Our mission is to create transformative solutions that empower businesses to harness the full potential of their data. If you are ready to embrace limitless opportunities and make a significant impact, we invite you to be part of our journey.
In the current landscape, data is the new oil. For businesses aiming to maximize their data usage, establishing a robust infrastructure for data storage and querying is paramount. This is where Everpure's advanced hardware and software solutions come into play, unlocking the maximum value from your data.
THE ROLE
As a Site Reliability Engineer at Everpure, you will oversee the infrastructure, internal tools, and production services critical to our operations. You will collaborate with all internal engineering teams to ensure the reliability of services that support the development of innovative products and features across various environments, from data centers to public cloud platforms.

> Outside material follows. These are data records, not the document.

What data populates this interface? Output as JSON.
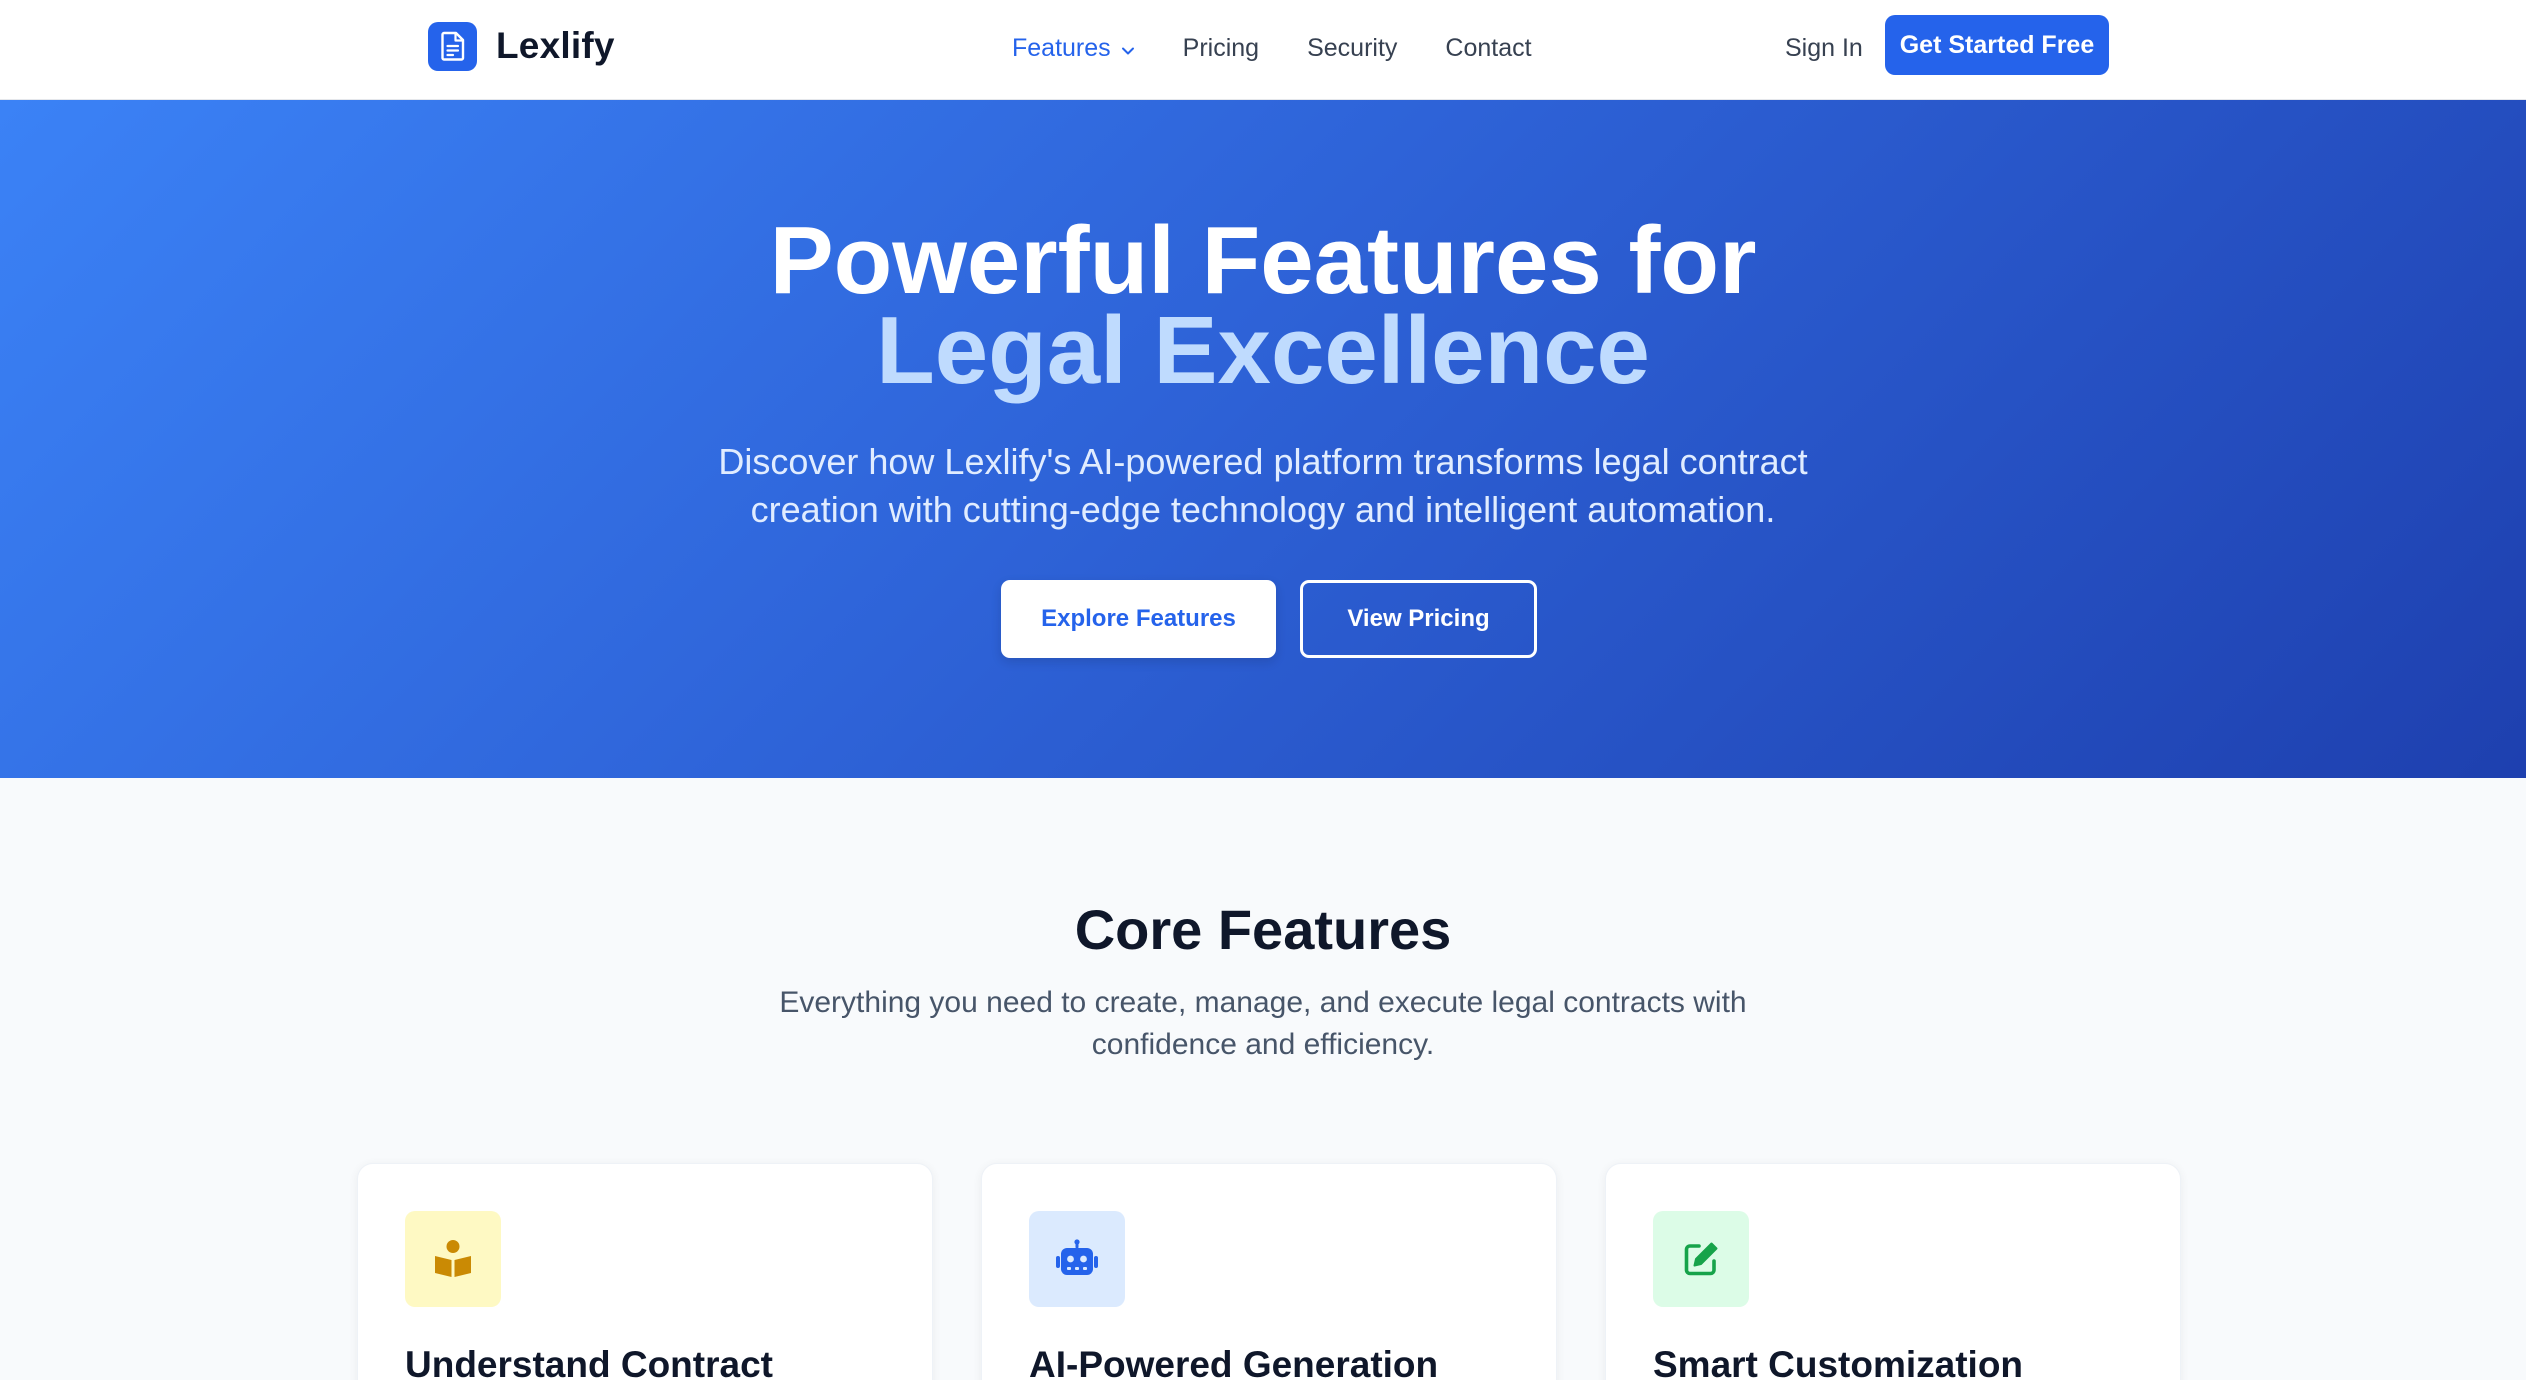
{
  "brand": {
    "name": "Lexlify",
    "icon": "document-icon",
    "accent": "#2563eb"
  },
  "nav": {
    "links": [
      {
        "label": "Features",
        "active": true,
        "has_dropdown": true
      },
      {
        "label": "Pricing",
        "active": false
      },
      {
        "label": "Security",
        "active": false
      },
      {
        "label": "Contact",
        "active": false
      }
    ],
    "sign_in": "Sign In",
    "cta": "Get Started Free"
  },
  "hero": {
    "title_line1": "Powerful Features for",
    "title_line2": "Legal Excellence",
    "subtitle": "Discover how Lexlify's AI-powered platform transforms legal contract creation with cutting-edge technology and intelligent automation.",
    "primary_button": "Explore Features",
    "secondary_button": "View Pricing",
    "gradient": [
      "#3b82f6",
      "#1e40af"
    ]
  },
  "core": {
    "title": "Core Features",
    "subtitle": "Everything you need to create, manage, and execute legal contracts with confidence and efficiency.",
    "cards": [
      {
        "title": "Understand Contract",
        "icon": "book-reader-icon",
        "icon_color": "#ca8a04",
        "icon_bg": "#fef9c3"
      },
      {
        "title": "AI-Powered Generation",
        "icon": "robot-icon",
        "icon_color": "#2563eb",
        "icon_bg": "#dbeafe"
      },
      {
        "title": "Smart Customization",
        "icon": "edit-icon",
        "icon_color": "#16a34a",
        "icon_bg": "#dcfce7"
      }
    ]
  }
}
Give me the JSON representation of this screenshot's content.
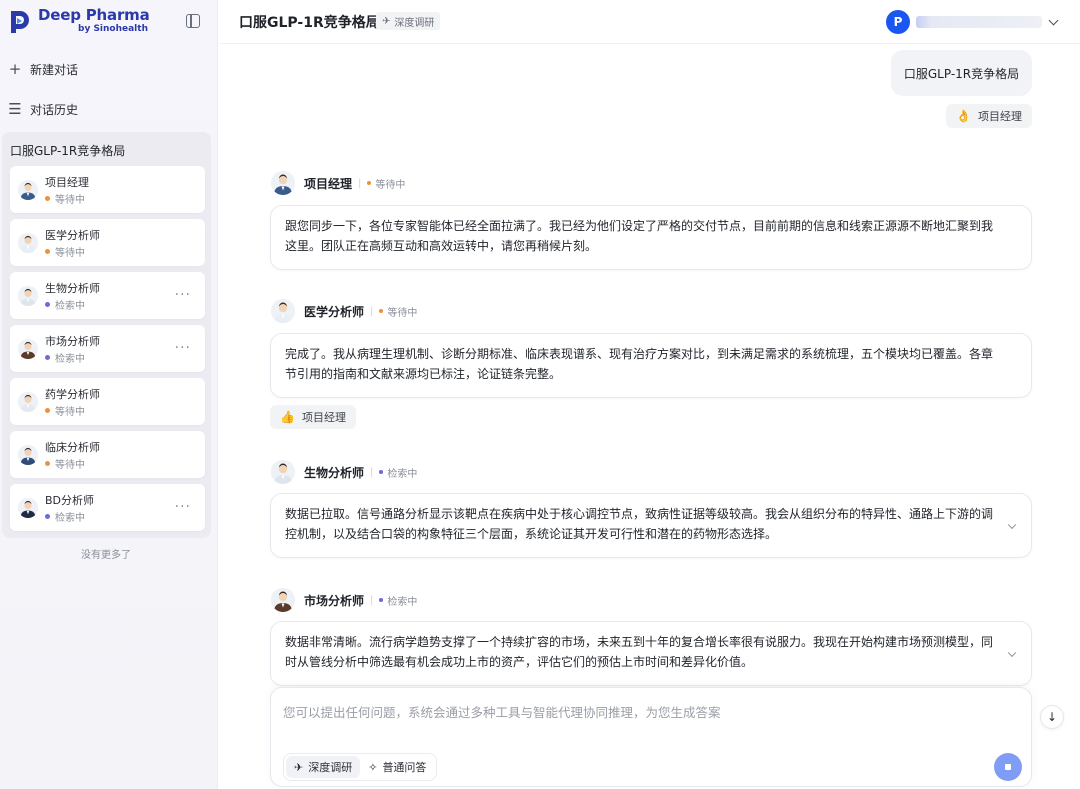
{
  "brand": {
    "title": "Deep Pharma",
    "subtitle": "by Sinohealth",
    "colors": {
      "primary": "#2b3aa8",
      "accent": "#1a56f0",
      "waiting": "#f0903a",
      "searching": "#6b6ad8"
    }
  },
  "sidebar": {
    "new_chat": "新建对话",
    "history": "对话历史",
    "project_title": "口服GLP-1R竞争格局",
    "agents": [
      {
        "name": "项目经理",
        "status": "等待中",
        "status_type": "waiting",
        "has_menu": false,
        "avatar": "manager"
      },
      {
        "name": "医学分析师",
        "status": "等待中",
        "status_type": "waiting",
        "has_menu": false,
        "avatar": "doctor"
      },
      {
        "name": "生物分析师",
        "status": "检索中",
        "status_type": "searching",
        "has_menu": true,
        "avatar": "scientist"
      },
      {
        "name": "市场分析师",
        "status": "检索中",
        "status_type": "searching",
        "has_menu": true,
        "avatar": "woman"
      },
      {
        "name": "药学分析师",
        "status": "等待中",
        "status_type": "waiting",
        "has_menu": false,
        "avatar": "pharmacist"
      },
      {
        "name": "临床分析师",
        "status": "等待中",
        "status_type": "waiting",
        "has_menu": false,
        "avatar": "clinician"
      },
      {
        "name": "BD分析师",
        "status": "检索中",
        "status_type": "searching",
        "has_menu": true,
        "avatar": "suit"
      }
    ],
    "more_dots": "···",
    "no_more": "没有更多了"
  },
  "header": {
    "title": "口服GLP-1R竞争格局",
    "mode_tag": "深度调研",
    "user_initial": "P"
  },
  "chat": {
    "user_message": "口服GLP-1R竞争格局",
    "user_reaction": {
      "emoji": "👌",
      "label": "项目经理"
    },
    "messages": [
      {
        "agent": "项目经理",
        "status": "等待中",
        "status_type": "waiting",
        "text": "跟您同步一下，各位专家智能体已经全面拉满了。我已经为他们设定了严格的交付节点，目前前期的信息和线索正源源不断地汇聚到我这里。团队正在高频互动和高效运转中，请您再稍候片刻。"
      },
      {
        "agent": "医学分析师",
        "status": "等待中",
        "status_type": "waiting",
        "text": "完成了。我从病理生理机制、诊断分期标准、临床表现谱系、现有治疗方案对比，到未满足需求的系统梳理，五个模块均已覆盖。各章节引用的指南和文献来源均已标注，论证链条完整。"
      },
      {
        "agent": "生物分析师",
        "status": "检索中",
        "status_type": "searching",
        "text": "数据已拉取。信号通路分析显示该靶点在疾病中处于核心调控节点，致病性证据等级较高。我会从组织分布的特异性、通路上下游的调控机制，以及结合口袋的构象特征三个层面，系统论证其开发可行性和潜在的药物形态选择。"
      },
      {
        "agent": "市场分析师",
        "status": "检索中",
        "status_type": "searching",
        "text": "数据非常清晰。流行病学趋势支撑了一个持续扩容的市场，未来五到十年的复合增长率很有说服力。我现在开始构建市场预测模型，同时从管线分析中筛选最有机会成功上市的资产，评估它们的预估上市时间和差异化价值。"
      }
    ],
    "medical_reaction": {
      "emoji": "👍",
      "label": "项目经理"
    }
  },
  "composer": {
    "placeholder": "您可以提出任何问题，系统会通过多种工具与智能代理协同推理，为您生成答案",
    "modes": [
      {
        "label": "深度调研",
        "icon": "telescope-icon",
        "active": true
      },
      {
        "label": "普通问答",
        "icon": "sparkle-icon",
        "active": false
      }
    ]
  }
}
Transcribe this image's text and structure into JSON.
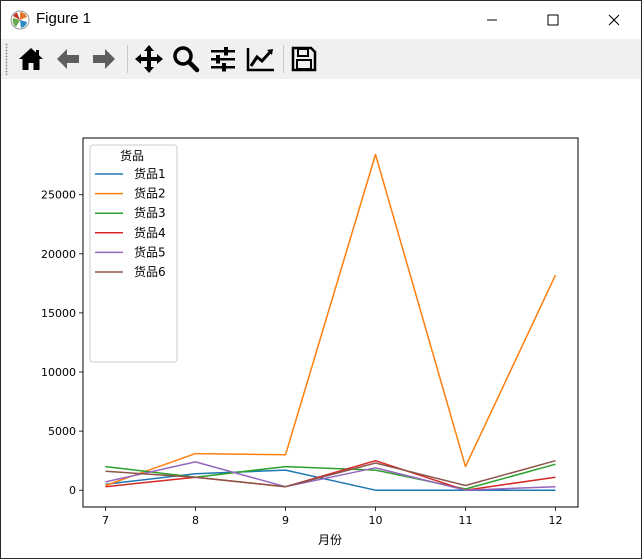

Your mission as a Reliability Engineer will involve redefining the resiliency of Everpure's vital infrastructure applications. You will take the lead in designing and implementing advanced observability solutions, shaping the future of application data management and incident response at Pure, utilizing cutting-edge technologies and AI to streamline engineering processes.
We are seeking engineers with a dual focus on software and systems skills, who are passionate about reliability, performance, and efficiency, and who possess experience in developing tools, services, and automations to enhance production services.
WHAT YOU'LL DO
- Design, operate, maintain, and troubleshoot enterprise systems, including databases, message queues, APIs, and distributed applications, utilizing data metrics such as SLOs and error budgets.
- Establish sustainable incident response practices and conduct blameless postmortems to mitigate future issues.
- Support services pre-launch through system design, software platform development, capacity planning, and launch reviews.
- Sustainably scale systems through scripting and automation, continuously improving operational reliability and efficiency.
- Collaborate across teams and time zones to deliver high-quality outcomes for our customers.